There are two general sources of inventory data: primary data which is gathered personally and secondary data which is gathered from literature and databases (UNEP 2009). The processes for which primary data is gathered are foreground processes, while secondary data is gathered for background processes (Guinée 2002). In ELCA primary data is gathered through interviews or by collaborating with firms, but crucial for the total product system is the existence of several large databases containing unit processes, such as Ecoinvent (2016), GaBi databases (2016), and NREL (2016). SLCA practitioners focus largely on primary data, since established databases similar to ELCA are lacking. National statistics are a source used for background data, but the creation of the Social Hotspot Database (2016) is a start towards a dedicated SLCA database. This background data is on the industry sector level rather than unit process, so it cannot be used to the same extent as ELCA databases. Without well-developed databases for background data, the scope of SLCA is usually limited to the foreground processes (Revéret et al. 2015). The inventory data of SELCA is a potential combination of quantitative and semi- quantitative data used in ELCA and SLCA. To ensure that the inventory of SELCA is harmonized, all data should be on the DPSIR pressure level. However, using databases will not be feasible as long as SLCA databases do not correspond to the unit processes of ELCA databases. Ideally a combined database would be formed, but in its absence SELCA is dependent on primary data which sets limits on the total size of the product system that can be included in an assessment.

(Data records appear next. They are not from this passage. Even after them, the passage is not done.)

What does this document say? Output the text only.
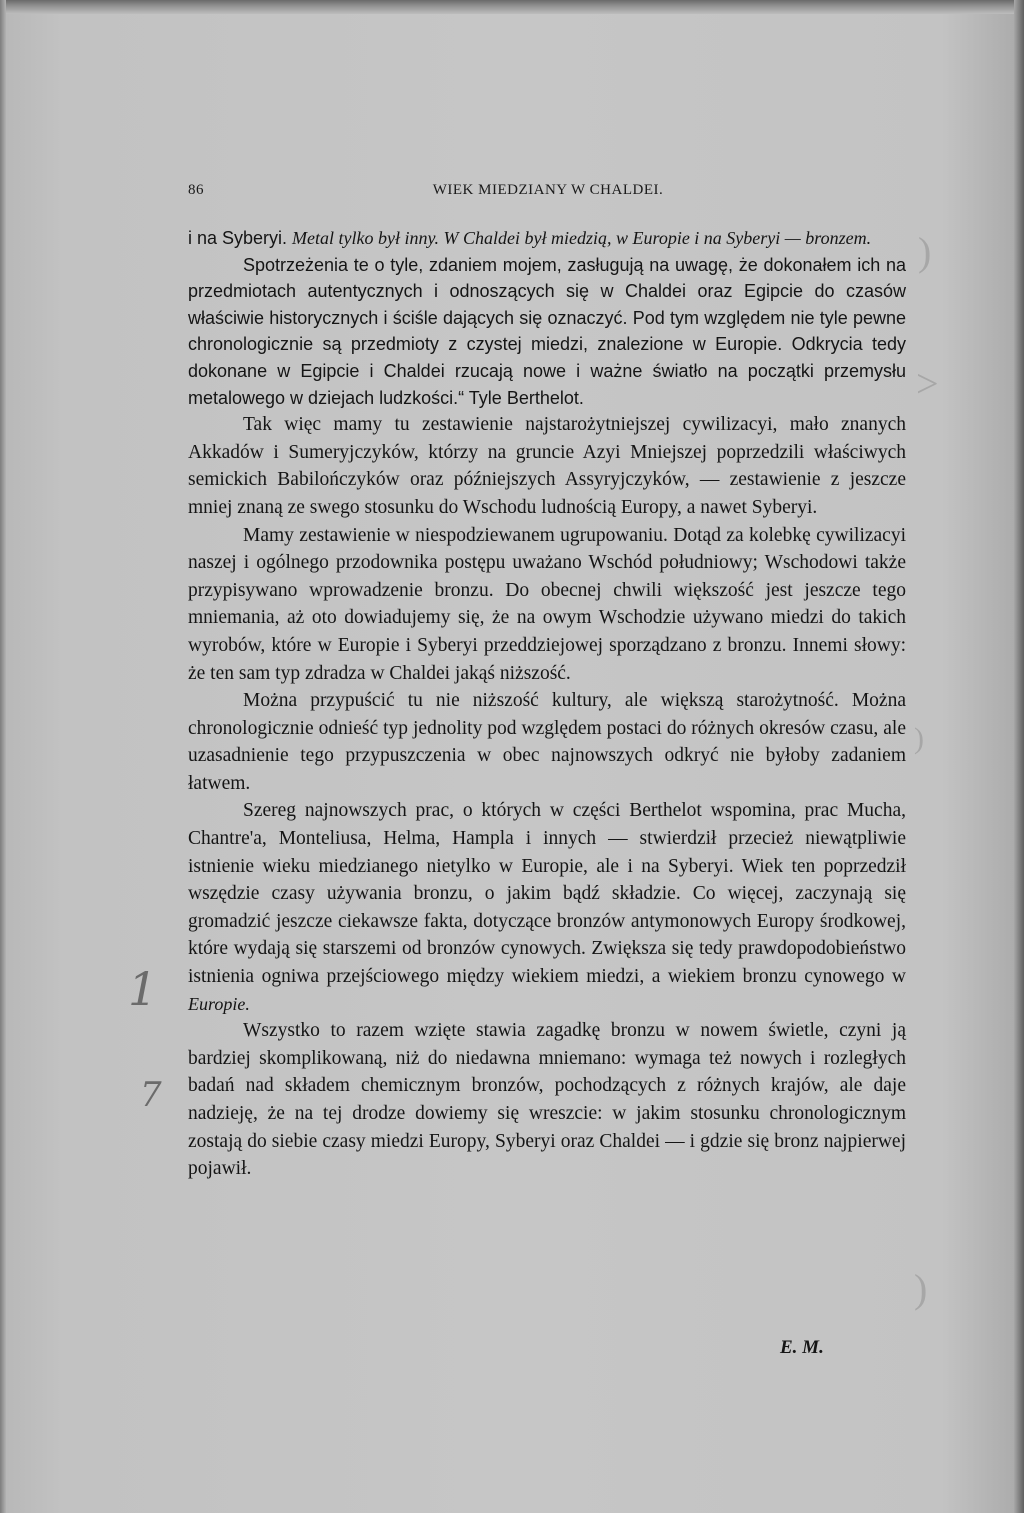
)
>
)
)
86	WIEK MIEDZIANY W CHALDEI.

i na Syberyi. Metal tylko był inny. W Chaldei był miedzią, w Europie i na Syberyi — bronzem.

Spotrzeżenia te o tyle, zdaniem mojem, zasługują na uwagę, że dokonałem ich na przedmiotach autentycznych i odnoszących się w Chaldei oraz Egipcie do czasów właściwie historycznych i ściśle dających się oznaczyć. Pod tym względem nie tyle pewne chronologicznie są przedmioty z czystej miedzi, znalezione w Europie. Odkrycia tedy dokonane w Egipcie i Chaldei rzucają nowe i ważne światło na początki przemysłu metalowego w dziejach ludzkości.“ Tyle Berthelot.

Tak więc mamy tu zestawienie najstarożytniejszej cywilizacyi, mało znanych Akkadów i Sumeryjczyków, którzy na gruncie Azyi Mniejszej poprzedzili właściwych semickich Babilończyków oraz późniejszych Assyryjczyków, — zestawienie z jeszcze mniej znaną ze swego stosunku do Wschodu ludnością Europy, a nawet Syberyi.

Mamy zestawienie w niespodziewanem ugrupowaniu. Dotąd za kolebkę cywilizacyi naszej i ogólnego przodownika postępu uważano Wschód południowy; Wschodowi także przypisywano wprowadzenie bronzu. Do obecnej chwili większość jest jeszcze tego mniemania, aż oto dowiadujemy się, że na owym Wschodzie używano miedzi do takich wyrobów, które w Europie i Syberyi przeddziejowej sporządzano z bronzu. Innemi słowy: że ten sam typ zdradza w Chaldei jakąś niższość.

Można przypuścić tu nie niższość kultury, ale większą starożytność. Można chronologicznie odnieść typ jednolity pod względem postaci do różnych okresów czasu, ale uzasadnienie tego przypuszczenia w obec najnowszych odkryć nie byłoby zadaniem łatwem.

Szereg najnowszych prac, o których w części Berthelot wspomina, prac Mucha, Chantre'a, Monteliusa, Helma, Hampla i innych — stwierdził przecież niewątpliwie istnienie wieku miedzianego nietylko w Europie, ale i na Syberyi. Wiek ten poprzedził wszędzie czasy używania bronzu, o jakim bądź składzie. Co więcej, zaczynają się gromadzić jeszcze ciekawsze fakta, dotyczące bronzów antymonowych Europy środkowej, które wydają się starszemi od bronzów cynowych. Zwiększa się tedy prawdopodobieństwo istnienia ogniwa przejściowego między wiekiem miedzi, a wiekiem bronzu cynowego w Europie.

Wszystko to razem wzięte stawia zagadkę bronzu w nowem świetle, czyni ją bardziej skomplikowaną, niż do niedawna mniemano: wymaga też nowych i rozległych badań nad składem chemicznym bronzów, pochodzących z różnych krajów, ale daje nadzieję, że na tej drodze dowiemy się wreszcie: w jakim stosunku chronologicznym zostają do siebie czasy miedzi Europy, Syberyi oraz Chaldei — i gdzie się bronz najpierwej pojawił.

E. M.
1
7
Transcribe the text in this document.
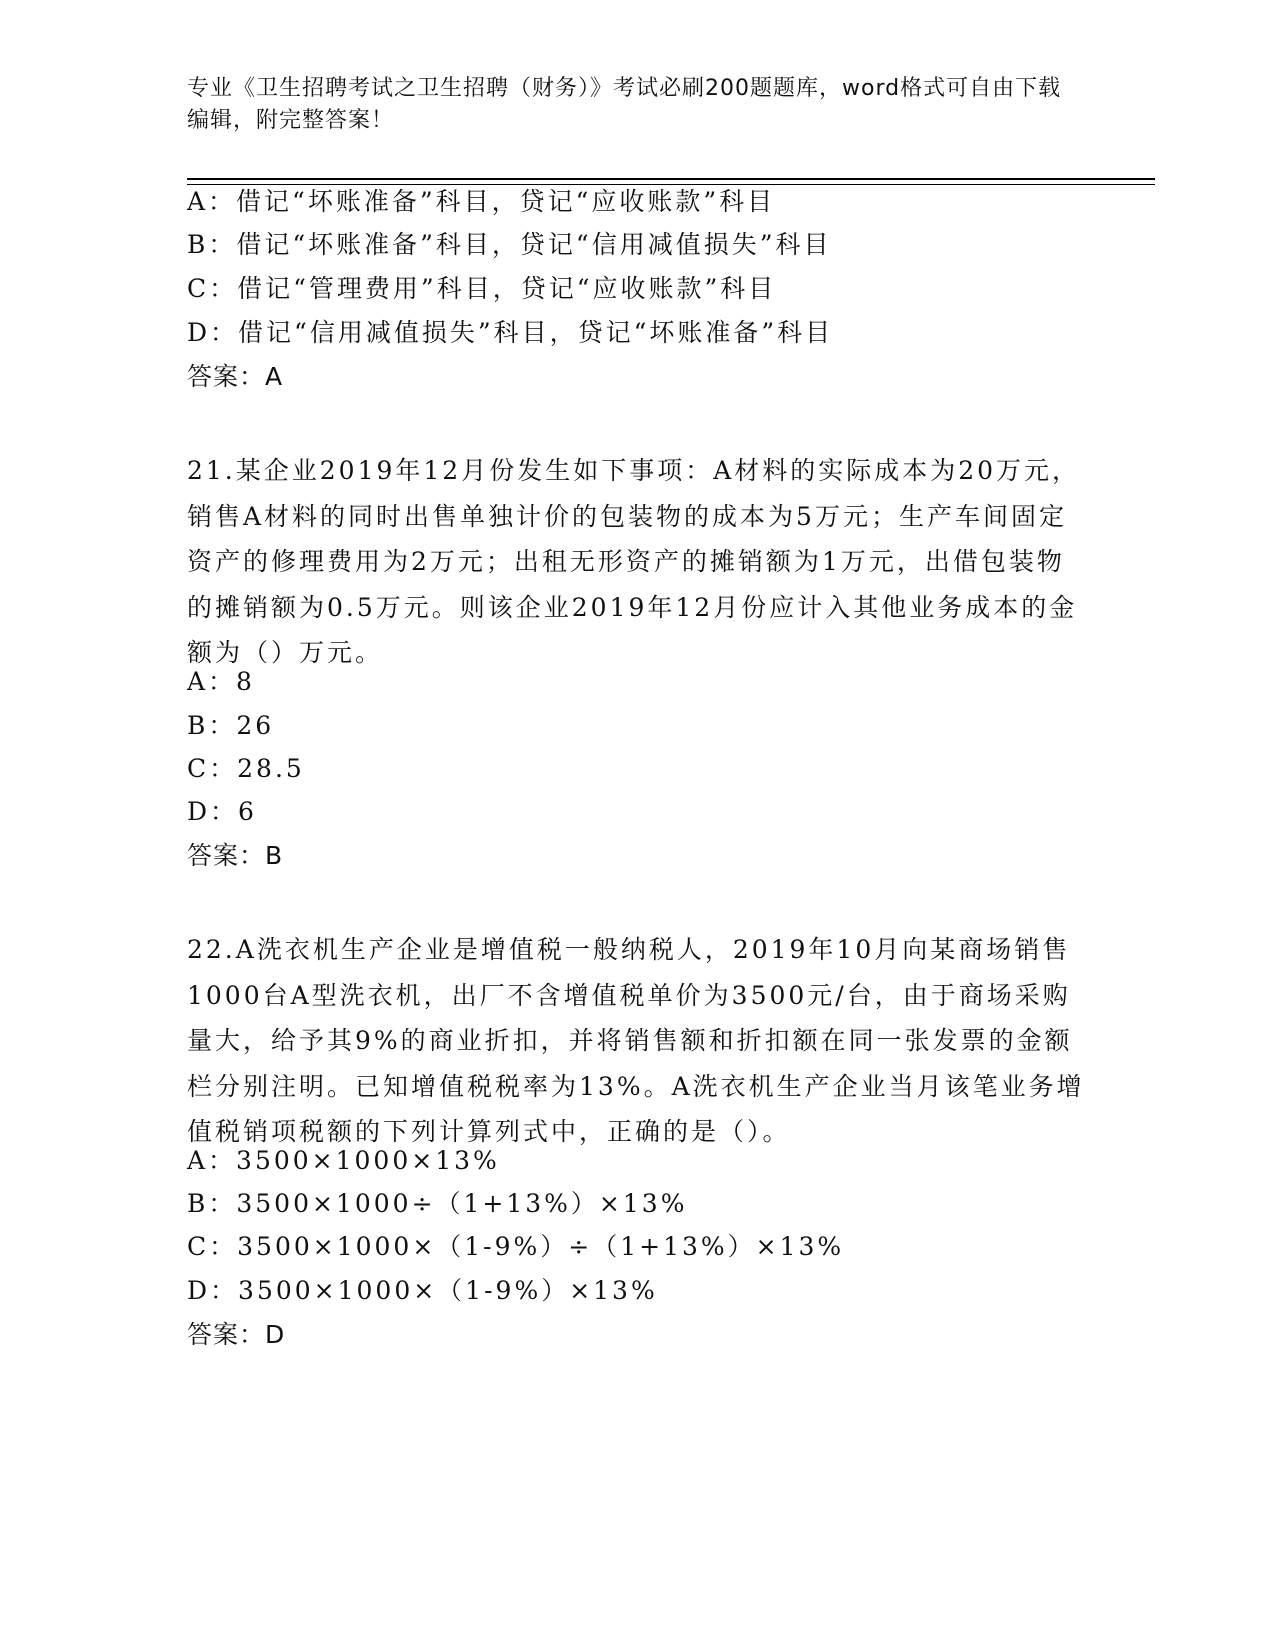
专业《卫生招聘考试之卫生招聘（财务）》考试必刷200题题库，word格式可自由下载编辑，附完整答案！
A：借记“坏账准备”科目，贷记“应收账款”科目
B：借记“坏账准备”科目，贷记“信用减值损失”科目
C：借记“管理费用”科目，贷记“应收账款”科目
D：借记“信用减值损失”科目，贷记“坏账准备”科目
答案：A
21.某企业2019年12月份发生如下事项：A材料的实际成本为20万元，销售A材料的同时出售单独计价的包装物的成本为5万元；生产车间固定资产的修理费用为2万元；出租无形资产的摊销额为1万元，出借包装物的摊销额为0.5万元。则该企业2019年12月份应计入其他业务成本的金额为（）万元。
A：8
B：26
C：28.5
D：6
答案：B
22.A洗衣机生产企业是增值税一般纳税人，2019年10月向某商场销售1000台A型洗衣机，出厂不含增值税单价为3500元/台，由于商场采购量大，给予其9%的商业折扣，并将销售额和折扣额在同一张发票的金额栏分别注明。已知增值税税率为13%。A洗衣机生产企业当月该笔业务增值税销项税额的下列计算列式中，正确的是（）。
A：3500×1000×13%
B：3500×1000÷（1+13%）×13%
C：3500×1000×（1-9%）÷（1+13%）×13%
D：3500×1000×（1-9%）×13%
答案：D
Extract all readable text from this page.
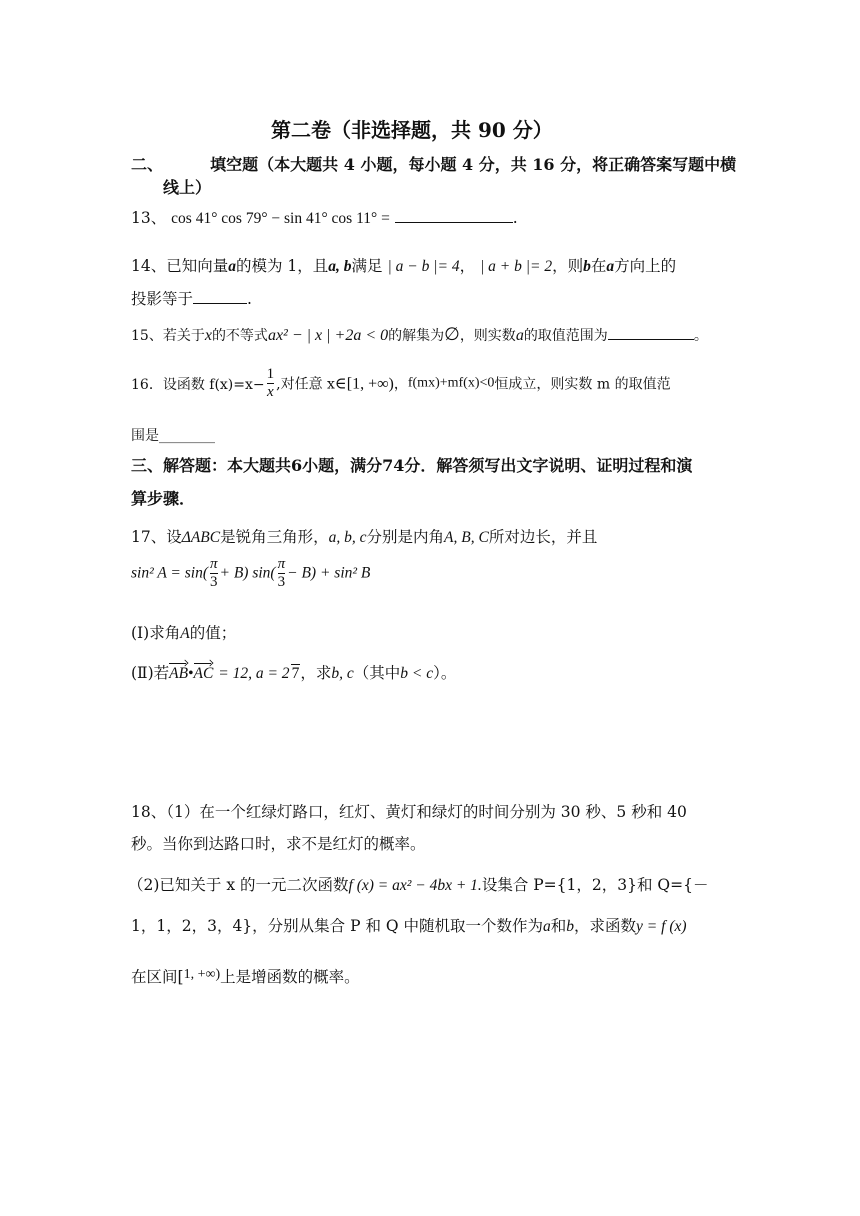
第二卷（非选择题，共 90 分）
二、	填空题（本大题共 4 小题，每小题 4 分，共 16 分，将正确答案写题中横
线上）
13、 cos 41° cos 79° − sin 41° cos 11° =	.
14、已知向量a的模为 1，且a, b满足 | a − b |= 4， | a + b |= 2，则b在a方向上的
投影等于	.
15、若关于x的不等式ax² − | x | +2a < 0的解集为∅，则实数a的取值范围为	。
16．设函数 $f(x)=x- \frac{1}{x}$ ,对任意 x∈[1, +∞)，f(mx)+mf(x)<0恒成立，则实数 m 的取值范
围是________
三、解答题：本大题共6小题，满分74分．解答须写出文字说明、证明过程和演
算步骤．
17、设ΔABC是锐角三角形，a, b, c分别是内角A, B, C所对边长，并且
sin² $A = \sin( \frac{\pi}{3} + B)$ $\sin( \frac{\pi}{3} - B) + \sin^2$ B
(Ⅰ)求角A的值；
(Ⅱ)若AB•AC = 12, a = 2 7，求b, c（其中b < c）。
18、（1）在一个红绿灯路口，红灯、黄灯和绿灯的时间分别为 30 秒、5 秒和 40
秒。当你到达路口时，求不是红灯的概率。
（2)已知关于 x 的一元二次函数f (x) = ax² − 4bx + 1.设集合 P={1，2，3}和 Q={－
1，1，2，3，4}，分别从集合 P 和 Q 中随机取一个数作为a和b，求函数y = f (x)
在区间[1, +∞)上是增函数的概率。
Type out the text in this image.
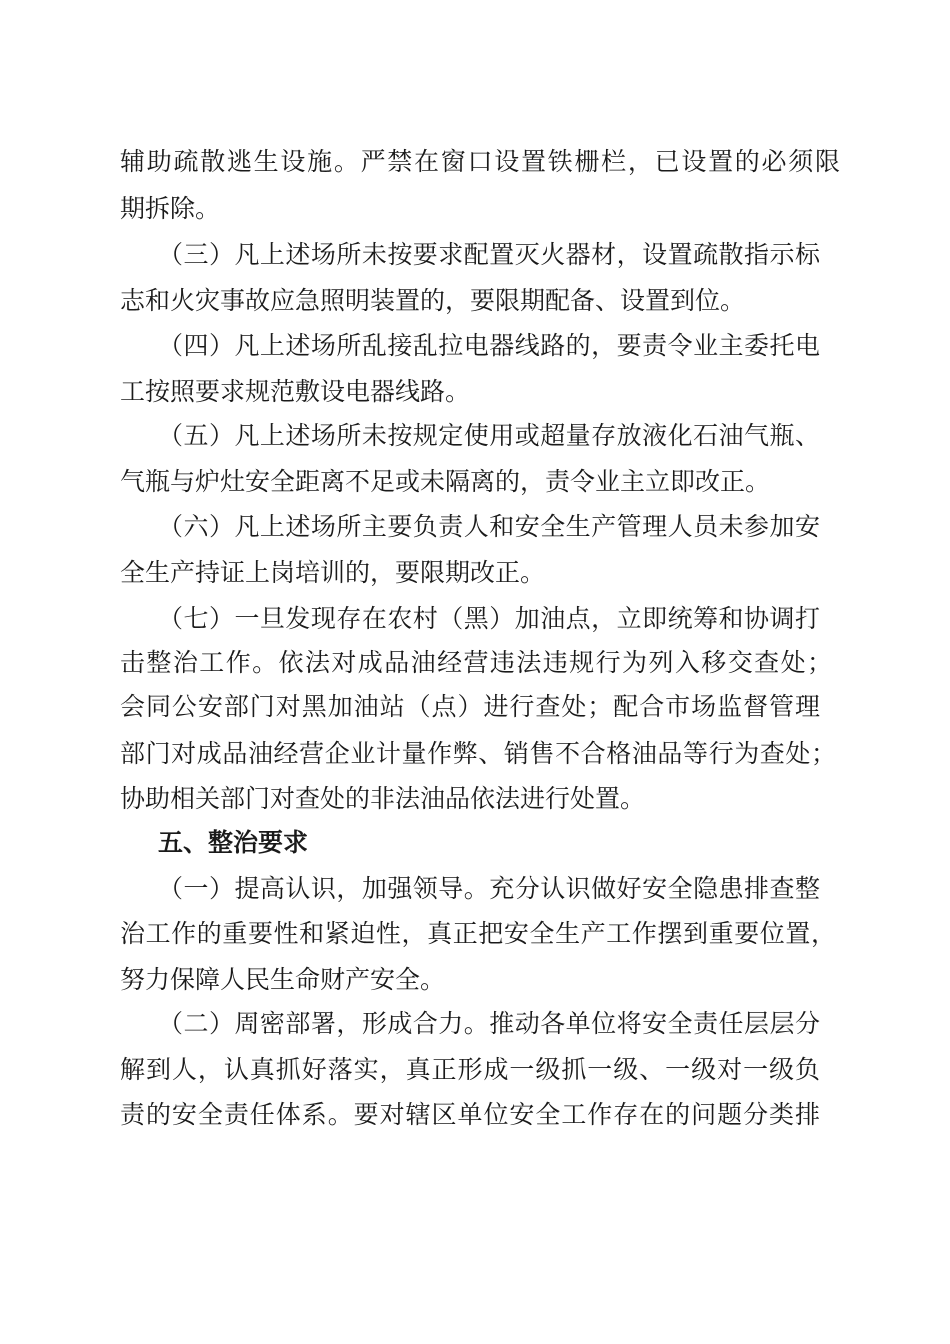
辅助疏散逃生设施。严禁在窗口设置铁栅栏，已设置的必须限

期拆除。

（三）凡上述场所未按要求配置灭火器材，设置疏散指示标

志和火灾事故应急照明装置的，要限期配备、设置到位。

（四）凡上述场所乱接乱拉电器线路的，要责令业主委托电

工按照要求规范敷设电器线路。

（五）凡上述场所未按规定使用或超量存放液化石油气瓶、

气瓶与炉灶安全距离不足或未隔离的，责令业主立即改正。

（六）凡上述场所主要负责人和安全生产管理人员未参加安

全生产持证上岗培训的，要限期改正。

（七）一旦发现存在农村（黑）加油点，立即统筹和协调打

击整治工作。依法对成品油经营违法违规行为列入移交查处；

会同公安部门对黑加油站（点）进行查处；配合市场监督管理

部门对成品油经营企业计量作弊、销售不合格油品等行为查处；

协助相关部门对查处的非法油品依法进行处置。

五、整治要求

（一）提高认识，加强领导。充分认识做好安全隐患排查整

治工作的重要性和紧迫性，真正把安全生产工作摆到重要位置，

努力保障人民生命财产安全。

（二）周密部署，形成合力。推动各单位将安全责任层层分

解到人，认真抓好落实，真正形成一级抓一级、一级对一级负

责的安全责任体系。要对辖区单位安全工作存在的问题分类排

3.2.6 Inventory tables The result of the inventory analysis is the inventory table of the product system. This consists of two steps in ELCA, the first is the creation of a matrix containing every unit process which can then be used to calculate the environmental interventions in relation to the FU (Guinée 2002). This results in a single table containing all the emissions throughout the life cycle of a product system. In SELCA the quantitative social interventions are also added to the quantitative inventory table as shown in table 12, though in practice this list would be much longer.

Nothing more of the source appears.